Auf Berlins derzeit teuerstem Boden, zwischen Friedrichstraße und Gendarmenmarkt, herrscht Gertrud Lehmann, die Mutter der Bauarbeiter. Mittags teilen sich hier die Ströme der hungrigen Blaumänner in rechts (Zweireiher) und links (Einteiler). Die Luft wird zu einer Melange aus Wurst und Käse, wenn die Arbeiter mit den nassen Füßen und den leeren Mägen und die Nachbarn aus den umliegenden Büros in der „Einkaufsquelle“ Schlange stehen.
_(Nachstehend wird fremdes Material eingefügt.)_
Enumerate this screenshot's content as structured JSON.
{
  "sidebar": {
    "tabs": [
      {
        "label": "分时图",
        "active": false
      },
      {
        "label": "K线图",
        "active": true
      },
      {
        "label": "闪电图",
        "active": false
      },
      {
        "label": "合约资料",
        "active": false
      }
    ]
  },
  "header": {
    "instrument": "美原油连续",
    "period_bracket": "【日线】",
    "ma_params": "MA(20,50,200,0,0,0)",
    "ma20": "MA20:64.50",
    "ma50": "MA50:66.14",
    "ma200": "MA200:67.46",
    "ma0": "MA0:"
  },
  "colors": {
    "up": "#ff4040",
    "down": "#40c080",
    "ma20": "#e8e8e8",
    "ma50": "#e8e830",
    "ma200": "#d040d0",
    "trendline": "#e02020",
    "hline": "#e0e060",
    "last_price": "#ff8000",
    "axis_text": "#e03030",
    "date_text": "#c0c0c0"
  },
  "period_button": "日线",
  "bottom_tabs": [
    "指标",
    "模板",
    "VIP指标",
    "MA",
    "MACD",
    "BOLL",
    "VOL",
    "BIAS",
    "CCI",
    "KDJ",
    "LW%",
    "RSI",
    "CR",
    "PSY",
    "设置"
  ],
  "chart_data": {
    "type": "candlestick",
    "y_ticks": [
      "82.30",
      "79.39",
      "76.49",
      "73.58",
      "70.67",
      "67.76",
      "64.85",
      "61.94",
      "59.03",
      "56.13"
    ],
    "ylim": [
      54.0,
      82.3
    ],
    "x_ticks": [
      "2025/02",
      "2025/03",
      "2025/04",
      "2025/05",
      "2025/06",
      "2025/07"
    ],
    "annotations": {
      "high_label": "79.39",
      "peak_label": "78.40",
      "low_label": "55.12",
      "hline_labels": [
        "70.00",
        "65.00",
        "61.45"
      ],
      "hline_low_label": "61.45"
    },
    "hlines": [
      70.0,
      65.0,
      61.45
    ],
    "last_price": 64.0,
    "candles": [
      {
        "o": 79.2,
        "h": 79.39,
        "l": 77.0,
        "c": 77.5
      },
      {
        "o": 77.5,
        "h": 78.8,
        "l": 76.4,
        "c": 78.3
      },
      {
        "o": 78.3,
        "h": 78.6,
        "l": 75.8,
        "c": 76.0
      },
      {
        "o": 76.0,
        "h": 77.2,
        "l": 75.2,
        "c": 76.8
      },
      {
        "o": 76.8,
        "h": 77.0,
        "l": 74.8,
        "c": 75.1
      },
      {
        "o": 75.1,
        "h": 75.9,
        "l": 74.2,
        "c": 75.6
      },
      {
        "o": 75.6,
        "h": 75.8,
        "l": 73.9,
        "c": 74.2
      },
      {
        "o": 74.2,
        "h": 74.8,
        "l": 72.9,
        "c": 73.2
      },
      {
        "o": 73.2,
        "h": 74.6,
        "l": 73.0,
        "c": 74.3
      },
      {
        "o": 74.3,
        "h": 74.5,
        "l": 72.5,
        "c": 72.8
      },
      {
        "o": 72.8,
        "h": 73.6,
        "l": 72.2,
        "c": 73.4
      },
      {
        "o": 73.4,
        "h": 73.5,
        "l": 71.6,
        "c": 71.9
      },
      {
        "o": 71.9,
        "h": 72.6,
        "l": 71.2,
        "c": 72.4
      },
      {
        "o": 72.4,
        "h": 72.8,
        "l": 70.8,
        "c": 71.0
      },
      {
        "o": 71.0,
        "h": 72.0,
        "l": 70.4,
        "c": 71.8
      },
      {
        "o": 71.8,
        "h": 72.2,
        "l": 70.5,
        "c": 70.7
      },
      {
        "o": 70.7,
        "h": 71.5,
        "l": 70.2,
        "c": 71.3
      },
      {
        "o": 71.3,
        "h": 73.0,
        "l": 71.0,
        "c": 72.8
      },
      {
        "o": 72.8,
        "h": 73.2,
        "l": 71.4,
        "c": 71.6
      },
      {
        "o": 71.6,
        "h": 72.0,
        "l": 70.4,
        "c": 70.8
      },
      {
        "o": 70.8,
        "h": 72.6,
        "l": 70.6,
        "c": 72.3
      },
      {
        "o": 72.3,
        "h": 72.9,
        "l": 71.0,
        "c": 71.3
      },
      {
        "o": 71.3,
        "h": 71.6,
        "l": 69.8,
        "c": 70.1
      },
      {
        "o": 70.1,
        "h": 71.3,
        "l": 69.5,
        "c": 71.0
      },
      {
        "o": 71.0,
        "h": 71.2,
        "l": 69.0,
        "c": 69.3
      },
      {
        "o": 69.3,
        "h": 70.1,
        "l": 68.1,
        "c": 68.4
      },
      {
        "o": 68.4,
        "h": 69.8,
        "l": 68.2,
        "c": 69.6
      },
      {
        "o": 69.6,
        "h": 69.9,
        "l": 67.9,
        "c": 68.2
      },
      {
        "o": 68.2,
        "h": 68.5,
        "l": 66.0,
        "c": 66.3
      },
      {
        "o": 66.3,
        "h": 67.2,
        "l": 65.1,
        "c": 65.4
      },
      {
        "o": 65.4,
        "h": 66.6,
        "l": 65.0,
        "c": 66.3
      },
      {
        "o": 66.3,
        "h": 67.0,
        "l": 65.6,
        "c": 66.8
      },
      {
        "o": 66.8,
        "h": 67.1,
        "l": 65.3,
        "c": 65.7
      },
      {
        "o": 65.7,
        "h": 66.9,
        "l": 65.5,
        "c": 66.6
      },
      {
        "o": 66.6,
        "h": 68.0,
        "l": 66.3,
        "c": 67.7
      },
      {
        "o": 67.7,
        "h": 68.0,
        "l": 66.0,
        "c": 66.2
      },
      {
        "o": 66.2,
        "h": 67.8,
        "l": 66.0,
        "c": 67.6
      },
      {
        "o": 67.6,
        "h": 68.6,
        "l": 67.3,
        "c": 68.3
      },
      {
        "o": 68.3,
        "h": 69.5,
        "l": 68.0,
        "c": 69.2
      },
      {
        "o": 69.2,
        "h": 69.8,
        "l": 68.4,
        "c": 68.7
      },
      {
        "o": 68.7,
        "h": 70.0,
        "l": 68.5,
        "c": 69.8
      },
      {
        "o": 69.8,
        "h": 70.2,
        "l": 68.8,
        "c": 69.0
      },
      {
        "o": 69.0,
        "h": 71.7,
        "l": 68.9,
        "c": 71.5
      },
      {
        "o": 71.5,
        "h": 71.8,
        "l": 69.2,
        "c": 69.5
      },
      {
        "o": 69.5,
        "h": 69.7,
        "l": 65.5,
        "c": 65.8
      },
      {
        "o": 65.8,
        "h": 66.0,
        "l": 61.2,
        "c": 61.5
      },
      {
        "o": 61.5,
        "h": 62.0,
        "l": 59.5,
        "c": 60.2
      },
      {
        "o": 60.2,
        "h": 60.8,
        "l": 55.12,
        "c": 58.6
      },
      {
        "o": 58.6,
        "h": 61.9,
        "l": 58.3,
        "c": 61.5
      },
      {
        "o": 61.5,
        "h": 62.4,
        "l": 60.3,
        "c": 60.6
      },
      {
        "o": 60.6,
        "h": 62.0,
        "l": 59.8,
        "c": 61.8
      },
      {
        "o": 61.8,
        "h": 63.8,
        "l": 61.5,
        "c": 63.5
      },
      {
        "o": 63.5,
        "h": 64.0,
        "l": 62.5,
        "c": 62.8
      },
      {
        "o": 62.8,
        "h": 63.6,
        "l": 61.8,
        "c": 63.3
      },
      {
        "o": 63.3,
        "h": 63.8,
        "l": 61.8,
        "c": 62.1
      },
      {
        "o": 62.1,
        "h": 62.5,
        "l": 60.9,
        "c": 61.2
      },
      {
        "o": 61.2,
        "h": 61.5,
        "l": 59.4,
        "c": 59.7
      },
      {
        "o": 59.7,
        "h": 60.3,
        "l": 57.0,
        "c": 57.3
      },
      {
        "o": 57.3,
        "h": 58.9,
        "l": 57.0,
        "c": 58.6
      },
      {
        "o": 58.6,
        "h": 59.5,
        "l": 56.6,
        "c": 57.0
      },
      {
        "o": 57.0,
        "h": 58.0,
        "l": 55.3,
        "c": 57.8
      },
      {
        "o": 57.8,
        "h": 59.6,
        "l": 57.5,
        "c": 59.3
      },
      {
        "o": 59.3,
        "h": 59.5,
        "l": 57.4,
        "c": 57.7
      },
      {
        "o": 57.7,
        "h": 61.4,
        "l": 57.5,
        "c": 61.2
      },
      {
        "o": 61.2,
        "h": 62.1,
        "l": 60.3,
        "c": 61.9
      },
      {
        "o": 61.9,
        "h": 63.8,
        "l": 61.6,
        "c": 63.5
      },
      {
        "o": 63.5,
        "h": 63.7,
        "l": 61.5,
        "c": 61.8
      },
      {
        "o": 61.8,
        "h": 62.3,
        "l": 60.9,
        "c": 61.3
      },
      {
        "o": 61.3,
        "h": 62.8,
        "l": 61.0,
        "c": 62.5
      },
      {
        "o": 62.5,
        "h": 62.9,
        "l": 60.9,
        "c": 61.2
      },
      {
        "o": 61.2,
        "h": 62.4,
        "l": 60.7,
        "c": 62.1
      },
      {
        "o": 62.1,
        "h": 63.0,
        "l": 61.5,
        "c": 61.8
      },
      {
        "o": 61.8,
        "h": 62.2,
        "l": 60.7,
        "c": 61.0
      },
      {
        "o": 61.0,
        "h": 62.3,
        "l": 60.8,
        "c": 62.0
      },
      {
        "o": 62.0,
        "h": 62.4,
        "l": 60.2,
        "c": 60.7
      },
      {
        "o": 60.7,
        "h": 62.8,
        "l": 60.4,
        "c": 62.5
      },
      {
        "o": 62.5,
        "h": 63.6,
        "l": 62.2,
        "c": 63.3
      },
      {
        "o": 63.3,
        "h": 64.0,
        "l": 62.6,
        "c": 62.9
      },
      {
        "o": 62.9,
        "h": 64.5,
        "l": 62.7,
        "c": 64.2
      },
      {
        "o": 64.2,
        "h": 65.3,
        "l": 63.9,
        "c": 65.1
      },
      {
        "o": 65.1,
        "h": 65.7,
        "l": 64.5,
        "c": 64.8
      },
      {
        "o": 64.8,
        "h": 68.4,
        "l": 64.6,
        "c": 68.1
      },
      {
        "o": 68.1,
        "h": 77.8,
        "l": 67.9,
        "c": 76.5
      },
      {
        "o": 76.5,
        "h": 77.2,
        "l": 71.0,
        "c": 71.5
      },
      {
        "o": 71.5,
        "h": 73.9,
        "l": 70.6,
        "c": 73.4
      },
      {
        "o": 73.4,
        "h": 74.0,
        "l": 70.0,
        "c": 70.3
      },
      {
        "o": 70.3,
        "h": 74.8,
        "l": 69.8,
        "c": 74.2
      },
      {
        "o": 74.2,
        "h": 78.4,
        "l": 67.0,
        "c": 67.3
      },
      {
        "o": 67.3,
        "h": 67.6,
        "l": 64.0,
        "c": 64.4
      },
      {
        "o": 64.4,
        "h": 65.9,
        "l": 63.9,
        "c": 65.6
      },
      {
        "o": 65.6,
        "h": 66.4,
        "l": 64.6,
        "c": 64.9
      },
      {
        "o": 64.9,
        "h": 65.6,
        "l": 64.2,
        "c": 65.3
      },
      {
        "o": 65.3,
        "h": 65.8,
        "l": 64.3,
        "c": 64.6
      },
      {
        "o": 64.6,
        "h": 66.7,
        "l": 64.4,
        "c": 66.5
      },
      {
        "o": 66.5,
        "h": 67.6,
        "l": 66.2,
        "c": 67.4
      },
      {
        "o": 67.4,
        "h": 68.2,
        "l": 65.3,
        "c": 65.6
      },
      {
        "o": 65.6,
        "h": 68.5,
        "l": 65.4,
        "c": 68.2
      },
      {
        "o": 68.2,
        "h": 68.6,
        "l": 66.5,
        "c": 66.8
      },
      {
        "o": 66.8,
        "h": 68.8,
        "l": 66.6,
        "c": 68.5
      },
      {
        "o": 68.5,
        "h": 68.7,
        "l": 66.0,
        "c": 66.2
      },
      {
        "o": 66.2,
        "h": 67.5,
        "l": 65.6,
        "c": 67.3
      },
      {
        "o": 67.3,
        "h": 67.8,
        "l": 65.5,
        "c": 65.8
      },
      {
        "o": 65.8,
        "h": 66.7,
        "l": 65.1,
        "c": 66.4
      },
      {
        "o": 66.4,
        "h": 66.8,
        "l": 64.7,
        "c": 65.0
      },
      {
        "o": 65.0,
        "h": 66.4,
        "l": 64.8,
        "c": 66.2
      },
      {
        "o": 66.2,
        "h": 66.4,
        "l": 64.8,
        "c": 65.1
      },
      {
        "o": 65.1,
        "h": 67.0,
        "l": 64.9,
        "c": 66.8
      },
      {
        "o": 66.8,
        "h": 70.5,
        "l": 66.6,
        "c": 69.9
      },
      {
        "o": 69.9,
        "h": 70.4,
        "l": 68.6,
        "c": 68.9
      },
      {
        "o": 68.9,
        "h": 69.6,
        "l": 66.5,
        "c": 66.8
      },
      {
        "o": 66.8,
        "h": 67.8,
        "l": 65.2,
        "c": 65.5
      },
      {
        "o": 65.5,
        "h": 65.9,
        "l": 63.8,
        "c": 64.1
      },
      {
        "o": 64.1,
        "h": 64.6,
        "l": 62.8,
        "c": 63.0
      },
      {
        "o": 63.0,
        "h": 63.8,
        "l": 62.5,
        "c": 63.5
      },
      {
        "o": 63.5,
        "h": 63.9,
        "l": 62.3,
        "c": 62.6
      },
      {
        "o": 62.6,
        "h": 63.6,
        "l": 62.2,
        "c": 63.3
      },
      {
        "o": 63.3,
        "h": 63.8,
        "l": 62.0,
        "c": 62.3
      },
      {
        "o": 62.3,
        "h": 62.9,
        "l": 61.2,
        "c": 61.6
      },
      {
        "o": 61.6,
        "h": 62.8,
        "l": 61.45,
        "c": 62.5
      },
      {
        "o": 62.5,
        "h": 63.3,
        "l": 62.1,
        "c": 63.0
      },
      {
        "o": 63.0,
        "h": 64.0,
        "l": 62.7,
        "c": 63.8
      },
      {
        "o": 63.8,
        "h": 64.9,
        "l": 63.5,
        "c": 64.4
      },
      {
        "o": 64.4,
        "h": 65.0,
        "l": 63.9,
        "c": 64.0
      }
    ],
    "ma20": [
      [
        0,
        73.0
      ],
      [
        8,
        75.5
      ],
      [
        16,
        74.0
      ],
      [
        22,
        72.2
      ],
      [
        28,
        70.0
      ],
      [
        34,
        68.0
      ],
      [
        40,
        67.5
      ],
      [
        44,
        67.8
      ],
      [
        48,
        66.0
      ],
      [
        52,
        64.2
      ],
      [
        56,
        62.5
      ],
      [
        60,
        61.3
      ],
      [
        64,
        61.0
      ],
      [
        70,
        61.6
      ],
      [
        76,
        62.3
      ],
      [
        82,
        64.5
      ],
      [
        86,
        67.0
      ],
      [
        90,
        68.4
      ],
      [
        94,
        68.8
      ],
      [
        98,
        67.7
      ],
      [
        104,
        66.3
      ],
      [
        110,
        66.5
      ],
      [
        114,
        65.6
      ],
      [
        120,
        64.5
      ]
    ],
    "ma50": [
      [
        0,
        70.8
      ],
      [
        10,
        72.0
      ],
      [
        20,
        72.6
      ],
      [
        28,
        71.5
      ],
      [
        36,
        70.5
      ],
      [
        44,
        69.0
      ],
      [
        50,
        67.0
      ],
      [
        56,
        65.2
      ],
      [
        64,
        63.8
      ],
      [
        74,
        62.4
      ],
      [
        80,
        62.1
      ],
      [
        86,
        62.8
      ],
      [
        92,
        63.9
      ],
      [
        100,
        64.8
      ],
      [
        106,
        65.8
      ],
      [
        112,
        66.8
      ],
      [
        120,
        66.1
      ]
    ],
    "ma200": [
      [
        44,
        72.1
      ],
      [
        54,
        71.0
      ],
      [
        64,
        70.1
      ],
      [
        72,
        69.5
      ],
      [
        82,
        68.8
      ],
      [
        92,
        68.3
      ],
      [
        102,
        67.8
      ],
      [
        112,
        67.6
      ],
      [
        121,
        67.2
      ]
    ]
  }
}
In ihrer grauverputzten Baracke, Wand an Wand mit dem eleganten Nachwende-Restaurant, schafft Frau Lehmann häusliche Atmosphäre. Die 58jährige im weißen Nyltestkittel begrüßt ihre Kunden mit Handschlag. Man kennt sich: „Wahnse krank jewesn?“ – „Könnse nich ma wat Schönes machn?“ Frau Lehmann macht. Schmiert die Stullen. Verbindet schon mal eine Wunde. Läuft Slalom zwischen aufgetürmten Getränkekisten, vorbei an Stapeln bunter Kochtöpfe. Verschwindet hinter der spanischen Wand und taucht mit Curry-Wurstsalat wieder auf.

Die Monopolistin des Einzelhandels ist in ihrem Element. Die wenigen Tische mit den lila Plastikdecken sind schnell besetzt. Flott rutschen die Schrippen mit Jagdwurst in die braunen DDR-Nostalgietüten, Bierflaschen werden geöffnet, der heiße Kaffee schwappt über den Tassenrand, und Herr Lehmann wartet auf seinen Einsatz. Schon balanciert er den Teller Bohnensuppe nach vorne.

Für den Arbeiter aus Rom einen Teller Nudeln, für einen anderen Soljanka. Die Männer bedanken sich auf ihre Weise. Neulich stand einer mit zwei Eimern Wasser vor der Tür, um an einem Schmuddelwettertag ihre Bude aufzuwischen.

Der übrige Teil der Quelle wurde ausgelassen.